“He bordered on rabid fascism,” the 62-year-old heiress [Abigail Disney] said of Walt Disney on Marc Maron’s “WTF” podcast last week.
The wealthy film producer and activist spoke with Maron about her new documentary that takes aim at her family’s company, called “The American Dream and Other Fairy Tales,” as well as her family’s battle with addiction.
Disney told Maron that while her great-uncle Walt was a “chaotic genius,” he and his brother played up prejudices of the time.
“They weren’t shy about delving into the stereotypes if it served them,” she said.
The Post reached out to the Disney company for comment.
The heiress noted that Disney positioned the wolf from “The Three Little Pigs and the Big Bad Wolf” as a “Jewish peddler” and named one of the wisecracking black crows from “Dumbo” Jim Crow.
The National Association for the Advancement of Colored People called out Disney when he made “Song of the South,” a 1946 film set in the Reconstruction-era American South that reinforced racist stereotypes.
“When they made ‘Song of the South,’ people from the NAACP came to the studio and they said, ‘Please don’t do it this way.
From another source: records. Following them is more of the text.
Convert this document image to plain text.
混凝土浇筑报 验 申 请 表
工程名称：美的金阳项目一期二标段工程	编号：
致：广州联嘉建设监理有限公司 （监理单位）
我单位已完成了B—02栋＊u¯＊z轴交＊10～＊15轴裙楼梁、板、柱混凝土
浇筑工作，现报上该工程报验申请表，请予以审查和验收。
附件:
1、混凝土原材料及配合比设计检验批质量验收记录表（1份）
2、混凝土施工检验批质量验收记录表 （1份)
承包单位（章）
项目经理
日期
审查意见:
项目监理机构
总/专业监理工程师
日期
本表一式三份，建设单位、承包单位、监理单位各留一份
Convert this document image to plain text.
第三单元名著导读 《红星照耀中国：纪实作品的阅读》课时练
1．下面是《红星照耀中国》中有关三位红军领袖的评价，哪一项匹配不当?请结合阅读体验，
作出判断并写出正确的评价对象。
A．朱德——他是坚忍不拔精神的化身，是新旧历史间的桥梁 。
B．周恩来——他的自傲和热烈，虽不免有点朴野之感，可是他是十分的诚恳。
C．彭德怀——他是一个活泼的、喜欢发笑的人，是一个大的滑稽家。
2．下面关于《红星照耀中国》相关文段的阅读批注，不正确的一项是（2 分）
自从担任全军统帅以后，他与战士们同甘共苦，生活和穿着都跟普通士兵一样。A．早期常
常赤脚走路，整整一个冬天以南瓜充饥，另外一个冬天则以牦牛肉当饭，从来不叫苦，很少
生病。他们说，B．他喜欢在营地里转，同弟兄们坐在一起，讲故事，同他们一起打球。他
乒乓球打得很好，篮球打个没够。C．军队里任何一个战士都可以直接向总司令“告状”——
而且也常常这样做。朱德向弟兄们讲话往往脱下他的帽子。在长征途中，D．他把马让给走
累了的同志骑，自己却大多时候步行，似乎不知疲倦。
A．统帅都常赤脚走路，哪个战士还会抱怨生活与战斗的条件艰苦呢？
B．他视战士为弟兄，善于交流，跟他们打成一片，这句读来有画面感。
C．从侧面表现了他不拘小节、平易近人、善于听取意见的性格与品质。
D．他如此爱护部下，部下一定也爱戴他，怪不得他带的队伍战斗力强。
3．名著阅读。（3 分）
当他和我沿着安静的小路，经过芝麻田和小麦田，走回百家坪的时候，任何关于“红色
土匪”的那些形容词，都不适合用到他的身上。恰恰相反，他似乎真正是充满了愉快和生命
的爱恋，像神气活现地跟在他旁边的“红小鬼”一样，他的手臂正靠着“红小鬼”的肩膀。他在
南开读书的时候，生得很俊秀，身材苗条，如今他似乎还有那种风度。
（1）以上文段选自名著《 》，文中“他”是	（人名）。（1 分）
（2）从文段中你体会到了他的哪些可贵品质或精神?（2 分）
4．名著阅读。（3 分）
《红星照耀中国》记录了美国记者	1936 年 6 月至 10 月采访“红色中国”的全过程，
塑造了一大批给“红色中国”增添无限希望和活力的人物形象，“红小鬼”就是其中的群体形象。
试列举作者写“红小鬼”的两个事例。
Please talk to us,’” she said, noting that her family pushed ahead anyway.
“In some enclosed way, Disney is an American fascist fantasy,” Maron said.
But the person who condemns her grandfather for making a racist film is also quick to judge someone not by the quality of her character, but by the color of her skin: A White Woman’s Documentary About Muslim Extremists Is Being Canceled. Guess Why.
The Times notes that the South by Southwest and San Francisco film festivals canceled plans to screen the documentary.
But no one did more damage to Jihad Rehab than Abigail Disney, a filmmaker and member of the Disney family who served as an executive producer for the film. She initially described it in excited terms as “freaking brilliant.” But then she changed course, penning an open letter of apology.
“I may not be in total agreement with every criticism of the film but that does not obviate my responsibility to earnestly own the damage I had a hand in,” she wrote. “I call upon my colleagues now, whether you are gatekeepers, funders, curators, heads of institutions, agents, buyers, critics, or other filmmakers to rethink how we all behave when we are called out for our failures and shortcomings.”
The letter—which (ironically) reads like the transcript of a hostage video—expressed Disney’s commitment “to not creating any more pain, if only by accident or in ignorance.” She apologizes for causing “trauma,” and says that her “mistakes are myriad so I will not be able to claim them all in a single list, but I will try.”
Disney’s apology letter addresses the other, major criticism aimed at Jihad Rehab, which is that [Meg] Smaker’s interview practices are unethical, given that the men are unwilling participants in the center’s rehabilitation program: They are compelled to be there, and thus cannot give consent to be interviewed.
“I should have pushed back on the idea that the protagonists consented to appear in the film,” wrote Disney. “A person cannot freely consent to anything in a carceral system, particularly one in a notoriously violent dictatorship.”
This is deeply unpersuasive. For one thing, Smaker attempted to speak with 150 different detainees, and only four agreed to talk. If the other 146 said no, it would be reasonable to think that the four who said yes did so with a modicum of self-determination. It’s also standard practice for journalists to interview inmates who are incarcerated in prisons; there’s no generally accepted journalistic convention that such reporting is unethical.
Nor is it wrong for a person of a certain gender or ethnicity to attempt to understand, depict, explain, and create art about a foreign group. There’s a major difference between empowering voices from marginalized communities to tell their stories and shutting down seemingly good-faith efforts like Smaker’s film. Los Angeles Times media columnist Lorraine Ali expertly highlights this distinction, writing that “a film losing its shot at an audience over such a controversy doesn’t encourage critical thinking about images of Muslims. It throttles it.”
As Kevin Williamson wrote in 2018, “Watch What You Say. Someone Else Is.”
The generation that reached what passes for maturity in the age of social media is the most status-obsessed—and hence etiquette-obsessed—since the ancien régime. They are all miniaturists: There hasn’t been an important and original book of political ideas written by an American Millennial, and very few of them have read one, either. But they are very interested in individual pronouns and 280-character tweets. It is extraordinarily difficult for any one of them to raise his own status through doing interesting and imaginative intellectual work, because there is practically no audience for such work among his peers. Worse, the generation ahead of him stopped paying attention to Millennials years ago, and the generation behind him never started.
What that leaves is the takfiri tendency, scalp-hunting or engineering a court scandal at Versailles. Concurrent with that belief is the superstition that people such as Harvey Weinstein or Bret Stephens take up cultural space that might otherwise be filled by some more worthy person if only the infidel were removed, as though society were an inverted game of Tetris, with each little disintegration helping to enable everybody else to move up one slot at a time. Status obsession does funny things to one’s map of social reality. It leads to all manner of bizarre thinking.
And as a result, we live in the dumbest timeline imaginable: Whatever his flaws, Walt Disney invented the concept of the long-form animated movie, the idea that movie studios could own theme parks, and laid the groundwork for his cartoon mouse becoming the symbol of a multi-billion dollar empire. His granddaughter, given the chance to produce a documentary pushing back against Islamofascism, would rather attack a dead white man, and cancel the career of a living white woman instead.